Employing Hadoop's distributed file system (HDFS) as data storage, Hive inherits all of Hadoop's fault tolerance, scalability, and adeptness with huge data sets. When you run Hive, you are deposited into a shell, within which you can execute Hive Data Definition Language (DDL) and HQL commands. A future version of Hive will include JDBC and ODBC drivers, at which time you will be able to create fully executable "Hive applications" in much the same way that you can write a Java database application for your favorite RDBMS. (The current version of Hive -- 0.3.0 -- does have limited support for JDBC, but can only dispatch queries and fetch results.)

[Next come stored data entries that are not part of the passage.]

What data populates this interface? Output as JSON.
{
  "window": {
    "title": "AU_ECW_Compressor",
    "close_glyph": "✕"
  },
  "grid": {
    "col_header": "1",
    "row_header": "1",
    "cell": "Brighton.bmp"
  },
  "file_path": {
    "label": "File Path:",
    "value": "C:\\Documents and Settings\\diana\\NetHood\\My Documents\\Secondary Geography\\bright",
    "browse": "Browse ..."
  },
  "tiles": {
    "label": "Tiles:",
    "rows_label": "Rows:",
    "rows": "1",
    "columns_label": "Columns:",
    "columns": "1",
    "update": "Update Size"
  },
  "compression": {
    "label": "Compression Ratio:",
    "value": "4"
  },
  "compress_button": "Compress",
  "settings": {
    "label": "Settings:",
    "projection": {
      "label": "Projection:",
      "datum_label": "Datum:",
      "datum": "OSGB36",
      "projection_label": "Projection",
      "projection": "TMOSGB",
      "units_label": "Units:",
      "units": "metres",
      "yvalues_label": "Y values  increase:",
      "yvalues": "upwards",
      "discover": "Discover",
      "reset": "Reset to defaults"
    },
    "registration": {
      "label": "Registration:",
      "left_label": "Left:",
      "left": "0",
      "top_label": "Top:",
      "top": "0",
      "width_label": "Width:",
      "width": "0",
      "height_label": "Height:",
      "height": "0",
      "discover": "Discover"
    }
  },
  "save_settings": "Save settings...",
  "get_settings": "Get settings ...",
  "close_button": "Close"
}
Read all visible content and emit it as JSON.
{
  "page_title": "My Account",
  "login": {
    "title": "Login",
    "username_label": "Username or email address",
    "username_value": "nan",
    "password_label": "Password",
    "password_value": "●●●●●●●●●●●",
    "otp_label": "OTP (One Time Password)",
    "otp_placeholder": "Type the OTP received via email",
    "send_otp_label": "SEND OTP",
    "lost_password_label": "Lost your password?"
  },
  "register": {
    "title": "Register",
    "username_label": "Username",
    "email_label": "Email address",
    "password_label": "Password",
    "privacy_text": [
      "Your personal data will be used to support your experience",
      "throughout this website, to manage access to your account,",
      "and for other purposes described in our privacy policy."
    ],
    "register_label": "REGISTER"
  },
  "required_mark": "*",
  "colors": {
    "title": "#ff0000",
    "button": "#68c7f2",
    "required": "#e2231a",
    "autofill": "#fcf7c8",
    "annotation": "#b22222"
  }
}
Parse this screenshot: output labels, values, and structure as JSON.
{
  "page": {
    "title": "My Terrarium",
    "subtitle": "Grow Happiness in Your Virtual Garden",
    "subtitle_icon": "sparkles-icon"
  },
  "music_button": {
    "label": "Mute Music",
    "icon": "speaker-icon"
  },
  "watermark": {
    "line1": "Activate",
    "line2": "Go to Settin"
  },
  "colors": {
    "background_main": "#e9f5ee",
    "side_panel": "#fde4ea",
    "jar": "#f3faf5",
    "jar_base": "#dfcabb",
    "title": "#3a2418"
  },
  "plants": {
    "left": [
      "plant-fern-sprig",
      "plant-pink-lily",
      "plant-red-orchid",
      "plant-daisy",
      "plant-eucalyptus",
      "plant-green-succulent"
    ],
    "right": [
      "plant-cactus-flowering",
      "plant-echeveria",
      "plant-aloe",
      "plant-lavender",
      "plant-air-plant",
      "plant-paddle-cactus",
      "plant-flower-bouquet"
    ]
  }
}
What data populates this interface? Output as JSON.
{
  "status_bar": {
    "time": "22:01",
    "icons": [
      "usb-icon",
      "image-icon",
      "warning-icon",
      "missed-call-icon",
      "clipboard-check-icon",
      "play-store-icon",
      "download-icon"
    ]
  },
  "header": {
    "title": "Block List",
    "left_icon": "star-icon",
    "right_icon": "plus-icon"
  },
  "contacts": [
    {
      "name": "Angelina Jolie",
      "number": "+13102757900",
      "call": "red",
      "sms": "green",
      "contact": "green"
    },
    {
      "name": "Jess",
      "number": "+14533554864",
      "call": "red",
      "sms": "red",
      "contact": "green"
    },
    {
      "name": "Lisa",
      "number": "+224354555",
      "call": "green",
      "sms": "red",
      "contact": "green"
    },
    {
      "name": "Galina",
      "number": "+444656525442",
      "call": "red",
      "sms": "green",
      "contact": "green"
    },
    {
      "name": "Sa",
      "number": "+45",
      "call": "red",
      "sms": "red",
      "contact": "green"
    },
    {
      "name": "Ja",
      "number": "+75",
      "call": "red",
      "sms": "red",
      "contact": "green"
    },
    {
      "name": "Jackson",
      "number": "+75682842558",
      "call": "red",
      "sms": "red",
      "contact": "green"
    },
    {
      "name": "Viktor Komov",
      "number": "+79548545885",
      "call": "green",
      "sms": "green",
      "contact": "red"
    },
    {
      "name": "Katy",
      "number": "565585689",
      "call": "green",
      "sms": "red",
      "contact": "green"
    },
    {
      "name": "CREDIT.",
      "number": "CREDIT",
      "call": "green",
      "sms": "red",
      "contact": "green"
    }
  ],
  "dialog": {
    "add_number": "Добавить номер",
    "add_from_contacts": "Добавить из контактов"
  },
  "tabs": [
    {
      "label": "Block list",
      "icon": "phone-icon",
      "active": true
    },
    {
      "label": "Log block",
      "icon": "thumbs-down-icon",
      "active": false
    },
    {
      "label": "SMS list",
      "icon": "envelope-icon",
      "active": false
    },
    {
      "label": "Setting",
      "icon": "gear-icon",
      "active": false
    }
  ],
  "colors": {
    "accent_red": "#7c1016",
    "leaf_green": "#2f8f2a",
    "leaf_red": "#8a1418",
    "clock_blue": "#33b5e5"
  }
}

To install Hive, you simply install Hadoop and add a couple of download and configuration steps. (To install Hadoop, the best tutorial I've found is on Michael Noll's blog.) Or if you'd rather just get straight to testing Hive without all the installation nonsense, you can download a VMware virtual machine image with Hadoop and Hive pre-installed. The virtual machine image is featured in an excellent Hive tutorial video available at the same Web site.
Although Hive query language (HQL) commands are usually executed from within the Hive shell, you can launch the Hive Web Interface service and run HQL queries from within a browser. You can start multiple queries, and the Web interface will let you monitor the status of each.